He was just reaching for the rocket switch when the little red light started to flash on the indicator panel.

Somebody had a detector beam on him. And he was morally certain that the somebody was flying a Patrol boat.


II

There was one thing about the Venusian atmosphere. You couldn't see through it, even with infra-beams, at very long range. The intensity needle showed the Patrol ship still far off, probably not suspicious yet, although stray craft were rare over the swamps.
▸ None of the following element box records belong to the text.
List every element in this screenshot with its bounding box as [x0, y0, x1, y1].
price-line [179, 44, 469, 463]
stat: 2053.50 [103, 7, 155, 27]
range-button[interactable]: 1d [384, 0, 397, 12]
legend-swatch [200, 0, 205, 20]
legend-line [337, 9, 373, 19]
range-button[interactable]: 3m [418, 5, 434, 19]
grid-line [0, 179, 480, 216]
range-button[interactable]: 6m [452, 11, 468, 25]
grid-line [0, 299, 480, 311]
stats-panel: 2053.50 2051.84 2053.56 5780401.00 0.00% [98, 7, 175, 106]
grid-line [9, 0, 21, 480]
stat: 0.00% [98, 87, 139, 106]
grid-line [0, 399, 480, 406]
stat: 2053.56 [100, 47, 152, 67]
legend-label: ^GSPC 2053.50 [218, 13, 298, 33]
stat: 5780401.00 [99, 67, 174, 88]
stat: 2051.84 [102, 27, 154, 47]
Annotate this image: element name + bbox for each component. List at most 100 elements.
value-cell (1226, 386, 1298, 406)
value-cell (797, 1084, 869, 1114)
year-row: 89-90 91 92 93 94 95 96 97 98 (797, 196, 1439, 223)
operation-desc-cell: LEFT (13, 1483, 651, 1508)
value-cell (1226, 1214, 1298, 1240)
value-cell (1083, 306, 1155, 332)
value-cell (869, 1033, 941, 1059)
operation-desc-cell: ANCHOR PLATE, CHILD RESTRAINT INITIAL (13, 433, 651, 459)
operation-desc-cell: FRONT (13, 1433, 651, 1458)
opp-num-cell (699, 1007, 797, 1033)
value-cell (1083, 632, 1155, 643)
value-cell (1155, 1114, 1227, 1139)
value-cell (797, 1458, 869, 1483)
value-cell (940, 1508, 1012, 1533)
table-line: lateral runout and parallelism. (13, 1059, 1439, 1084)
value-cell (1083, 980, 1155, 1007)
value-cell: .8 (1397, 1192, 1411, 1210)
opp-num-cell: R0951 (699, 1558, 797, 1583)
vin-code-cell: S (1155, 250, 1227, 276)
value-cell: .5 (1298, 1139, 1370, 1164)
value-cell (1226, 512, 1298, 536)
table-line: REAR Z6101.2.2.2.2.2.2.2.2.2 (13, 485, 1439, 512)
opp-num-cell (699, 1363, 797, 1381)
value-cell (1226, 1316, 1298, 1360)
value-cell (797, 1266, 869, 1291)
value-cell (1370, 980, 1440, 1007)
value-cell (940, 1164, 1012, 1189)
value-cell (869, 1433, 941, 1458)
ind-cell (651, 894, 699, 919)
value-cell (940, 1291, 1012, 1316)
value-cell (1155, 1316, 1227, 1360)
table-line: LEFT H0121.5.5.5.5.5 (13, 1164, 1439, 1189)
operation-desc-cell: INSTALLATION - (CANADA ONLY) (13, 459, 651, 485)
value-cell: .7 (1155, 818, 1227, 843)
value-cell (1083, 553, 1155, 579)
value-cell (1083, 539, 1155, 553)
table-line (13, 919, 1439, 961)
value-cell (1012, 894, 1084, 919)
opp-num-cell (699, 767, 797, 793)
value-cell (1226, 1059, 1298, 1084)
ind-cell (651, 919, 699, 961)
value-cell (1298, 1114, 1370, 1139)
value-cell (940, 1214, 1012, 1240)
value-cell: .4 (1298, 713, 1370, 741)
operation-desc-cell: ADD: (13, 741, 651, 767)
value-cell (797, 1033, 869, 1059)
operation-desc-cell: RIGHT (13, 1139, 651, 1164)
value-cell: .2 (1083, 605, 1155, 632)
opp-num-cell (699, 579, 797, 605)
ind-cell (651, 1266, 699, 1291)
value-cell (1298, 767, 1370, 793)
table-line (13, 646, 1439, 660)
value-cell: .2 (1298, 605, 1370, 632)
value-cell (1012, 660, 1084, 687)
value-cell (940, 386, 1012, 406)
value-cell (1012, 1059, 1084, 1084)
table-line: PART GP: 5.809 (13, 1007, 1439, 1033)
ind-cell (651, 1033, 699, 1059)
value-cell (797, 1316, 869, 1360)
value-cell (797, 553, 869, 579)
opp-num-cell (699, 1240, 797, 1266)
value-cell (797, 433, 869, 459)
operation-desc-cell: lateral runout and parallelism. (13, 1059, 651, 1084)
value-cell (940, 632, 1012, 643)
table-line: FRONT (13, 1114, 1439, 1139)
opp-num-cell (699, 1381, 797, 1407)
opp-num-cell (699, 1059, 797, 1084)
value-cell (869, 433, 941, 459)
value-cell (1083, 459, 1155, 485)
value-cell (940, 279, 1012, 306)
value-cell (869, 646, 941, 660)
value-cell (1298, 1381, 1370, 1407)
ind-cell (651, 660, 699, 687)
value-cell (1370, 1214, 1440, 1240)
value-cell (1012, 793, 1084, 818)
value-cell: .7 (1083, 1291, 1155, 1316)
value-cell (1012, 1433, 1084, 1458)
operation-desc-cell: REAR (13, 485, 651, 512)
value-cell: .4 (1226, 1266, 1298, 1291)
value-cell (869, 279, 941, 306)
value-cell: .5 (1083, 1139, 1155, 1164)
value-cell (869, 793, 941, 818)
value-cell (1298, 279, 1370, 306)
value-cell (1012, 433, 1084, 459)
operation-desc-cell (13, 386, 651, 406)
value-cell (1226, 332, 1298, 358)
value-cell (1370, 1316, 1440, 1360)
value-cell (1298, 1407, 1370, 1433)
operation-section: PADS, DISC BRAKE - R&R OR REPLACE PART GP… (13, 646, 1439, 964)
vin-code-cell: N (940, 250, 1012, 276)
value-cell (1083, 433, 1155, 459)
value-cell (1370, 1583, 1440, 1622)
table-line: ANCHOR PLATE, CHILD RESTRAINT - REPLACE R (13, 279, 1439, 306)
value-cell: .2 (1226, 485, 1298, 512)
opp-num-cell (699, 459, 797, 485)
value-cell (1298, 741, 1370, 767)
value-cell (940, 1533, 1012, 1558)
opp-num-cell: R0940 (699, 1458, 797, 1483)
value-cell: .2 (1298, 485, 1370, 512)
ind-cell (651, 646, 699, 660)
In a minute the copper would be calling for information, with his mass-detectors giving the Fitts-Sothern a massage. Campbell didn't think he'd wait. He slammed in the drive rockets, holding them down till the tubes warmed. Even held down, they had plenty.

The Fitts-Sothern climbed in a whipping spiral. The red light wavered, died, glowed again. The copper was pretty good with his beam. Campbell fed in more juice.

The red light died again. But the Patrol boat had all its beams out now, spread like a fish net. The Fitts-Sothern struck another, lost it, struck again, and this time she didn't break out.

Campbell felt the sudden racking jar all through him. "Tractor beams," he said. "You think so, buddy?"

The drive jets were really warming now. He shot it to them. The Fitts-Sothern hung for a fractional instant, her triple-braced hull shuddering so that Campbell's teeth rang together.